Fue así como se impuso el adjetivo latino (natural del Lacio y por tanto de la misma raza y nacionalidad de Tito Livio o Julio César) a cualquier ciudadano de un país al sur del río Bravo. Primero fue en los Estados Unidos, pero ahora hace ya tiempo que españoles o italianos llaman latinos, sin la parte americana, a los que son americanos de verdad, como los guaraníes, los incas, los aztecas, los charrúas, los tehuelches, los araucanos o los jíbaros de la Amazonía... Pero el adjetivo ya se ha vuelto tan ilógico que obligan a poner una x en el casillero de latinos a los descendientes de alemanes, judíos o irlandeses, solo porque nacieron en países supuestamente latinoamericanos.
Ya se ve que no tiene pies ni cabeza llamar latino a Moctezuma, Atahualpa o Tupac Amaru, ni a ningún aborigen americano y sus descendientes, como tampoco llamaríamos latinos a Kylian Mbappé, Ousmane Dembélé o Dayot Upamecano, aunque sean franceses, hablen una lengua romance y estén mucho más cerca de Cicerón o de Séneca que nosotros. Eso es justamente lo que hacen quienes discriminan: solo el hecho de preguntar la raza es un acto que no podemos entender en esta parte de América, porque a nuestros antepasados nunca les interesó el origen de nadie: se enamoraron y procrearon mestizos desde que se bajaron de los barcos, primero en nuestras playas y después de nuestros puertos.

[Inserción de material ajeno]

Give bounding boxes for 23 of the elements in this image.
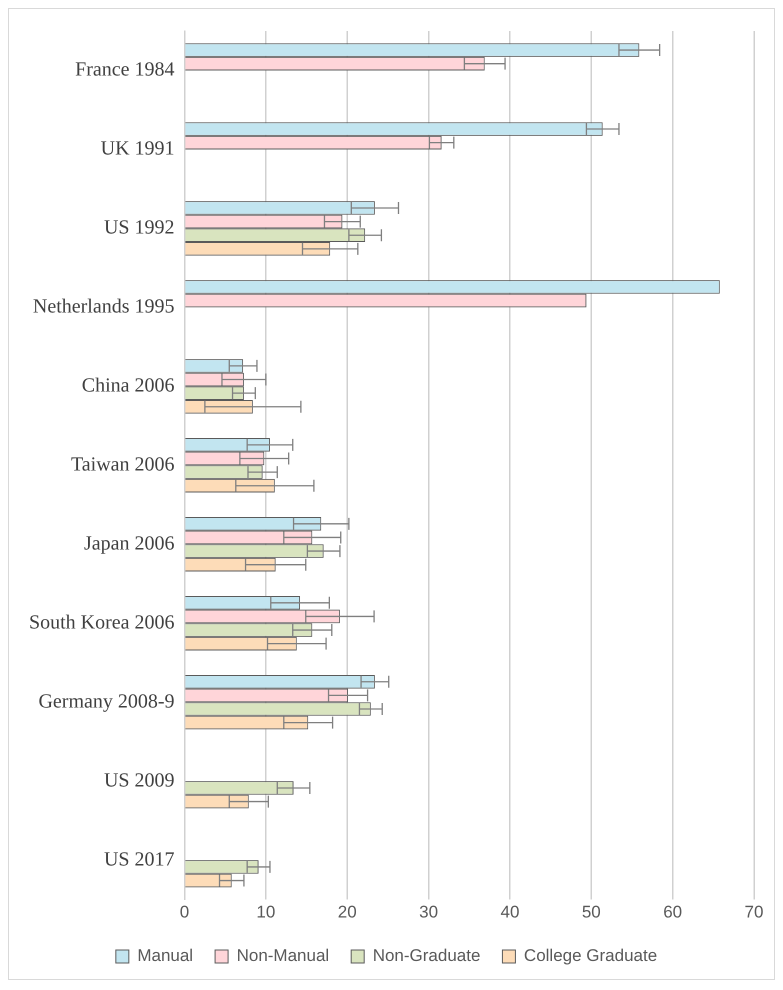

Por eso no se entiende lo que ocurrió en los días finales del Mundial de Fútbol con algunos norteamericanos, como el actor Samuel Jackson, que dijeron que la Argentina era un país racista por la homogeneidad de los integrantes de su selección. Tampoco lo debe entender Jackson porque en los Estados Unidos los negros, indios, asiáticos o latinos se agrupan conforme al desprecio por los distintos, mientras que en nuestra América esas razas –y tantas otras– están en todas las células de cada uno gracias al amor al prójimo y la igualdad esencial de cualquier ser humano, predicados y vividos por los valores cristianos de españoles y portugueses.
Nuestra América debería cambiar de nombre. Elegir uno genuino y no usar el impuesto por Napoleón III para su aventura mexicana. Me gusta llamarla nuestra, pero la segunda persona se vuelve equívoca cuando depende de los contertulios. Por eso, y mientras los falsos latinos vamos mestizando los Estados Unidos y Canadá, prefiero para nosotros el nombre que le puso William Ospina, América Mestiza, mucho más bonito, verdadero –y menos ideológico– que el invento de América Latina.